Binary modifiers for the determination of zinc in pure copper and nickel-based alloy by longitudinal Zeeman electrothermal atomic absorption spectrometry

The determination of zinc in pure copper and nickel-based alloy was successfully accomplished with a longitudinal Zeeman-effect correction and end-capped transversely heated graphite atomizer. Since aqua regia (an acid mixture of nitric acid and hydrochloric acid, 1:3, v/v) was used as the dissolving reagent, volatile ZnCl₂ was formed. Consequently, less Zn was found in the sample. EDTA could improve the atomic absorption profiles. Binary modifiers, EDTA + Pd(NO₃)₂ and EDTA + Mg(NO₃)₂, were effective for eliminating the chloride interference and the spectral interference from Cu I 213.853 nm.

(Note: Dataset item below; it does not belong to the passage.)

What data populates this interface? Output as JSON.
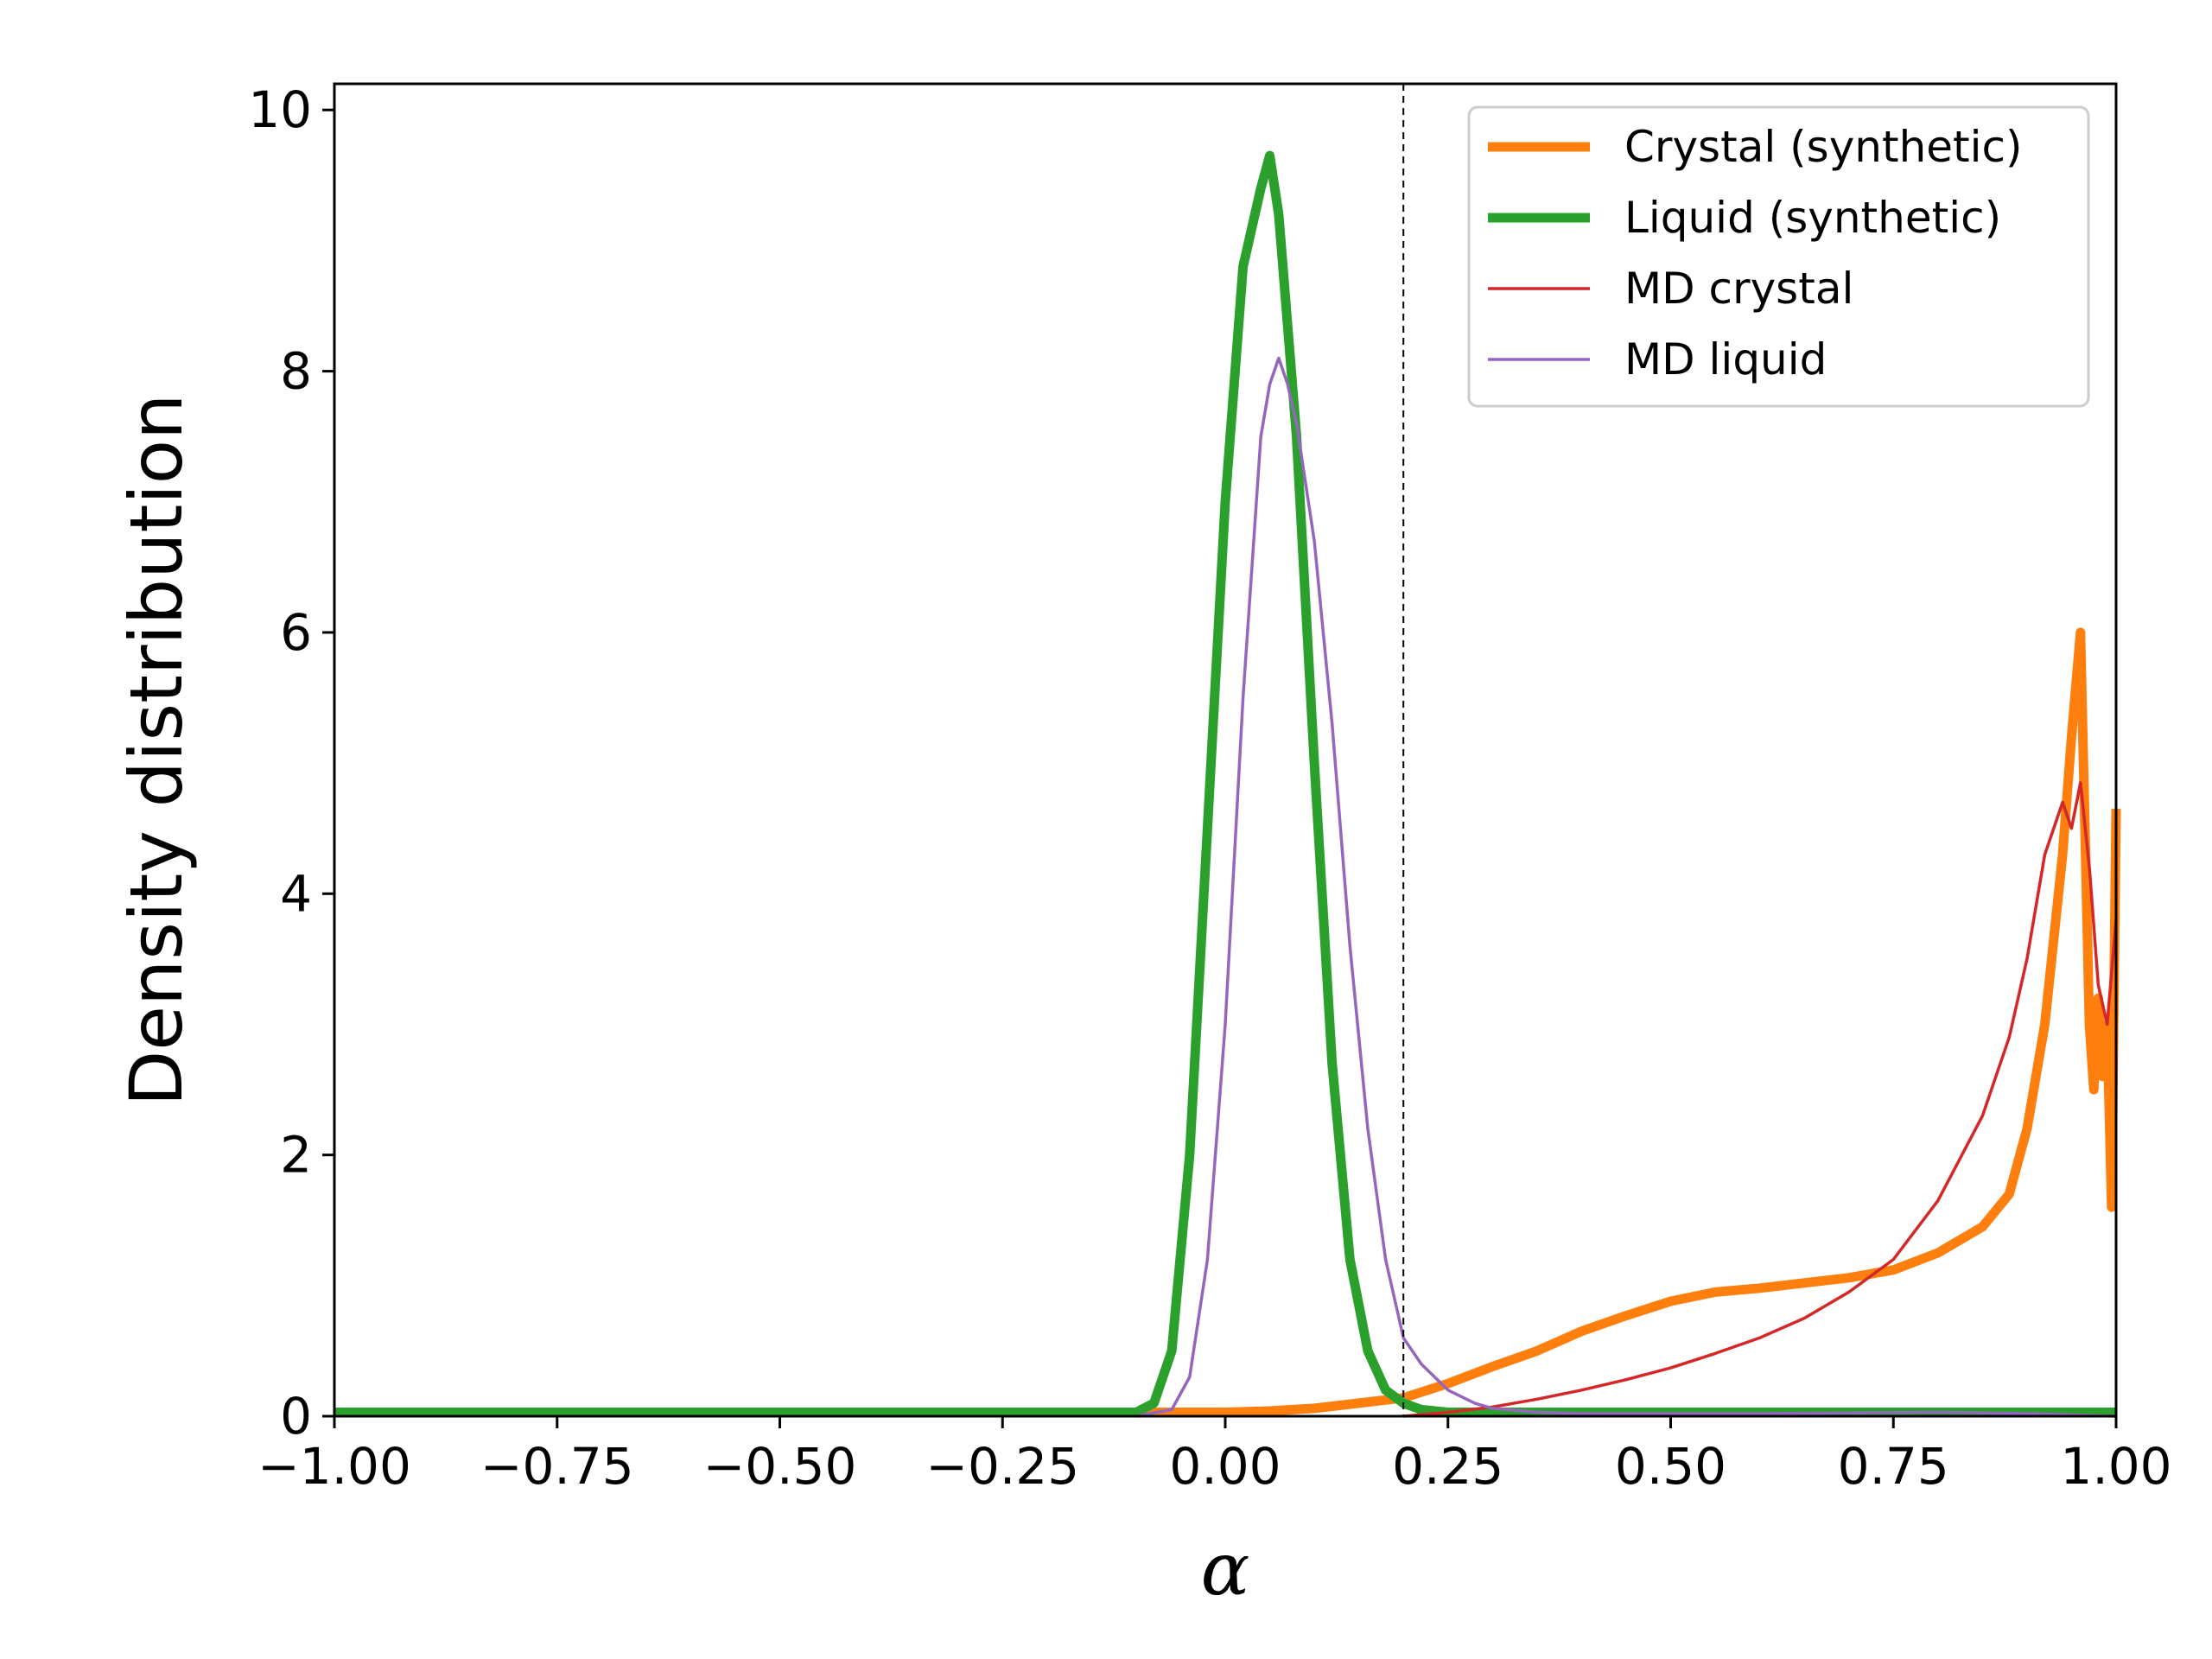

The experimental results obtained with and without the modifiers were compared. Increase of 200 °C in the pyrolysis temperature resulted from the addition of binary modifiers for both pure copper and nickel-based alloys. For pure copper, the atomization temperature increased from 1400 to 1600 °C whereas the atomization temperature increased from 1100 to 1600 °C for nickel-based alloys. The analytical performance of the proposed method was evaluated. Zinc contents in the pure copper and nickel-based alloy standards determined with both binary modifiers agreed closely with the certified values. The recovery ranged from 93 ± 2 to 104 ± 6% at 95% confidence level. The detection limits obtained by the binary modifiers of EDTA + Pd(NO₃)₂ and EDTA + Mg(NO₃)₂ were 0.77 and 0.31 pg, respectively.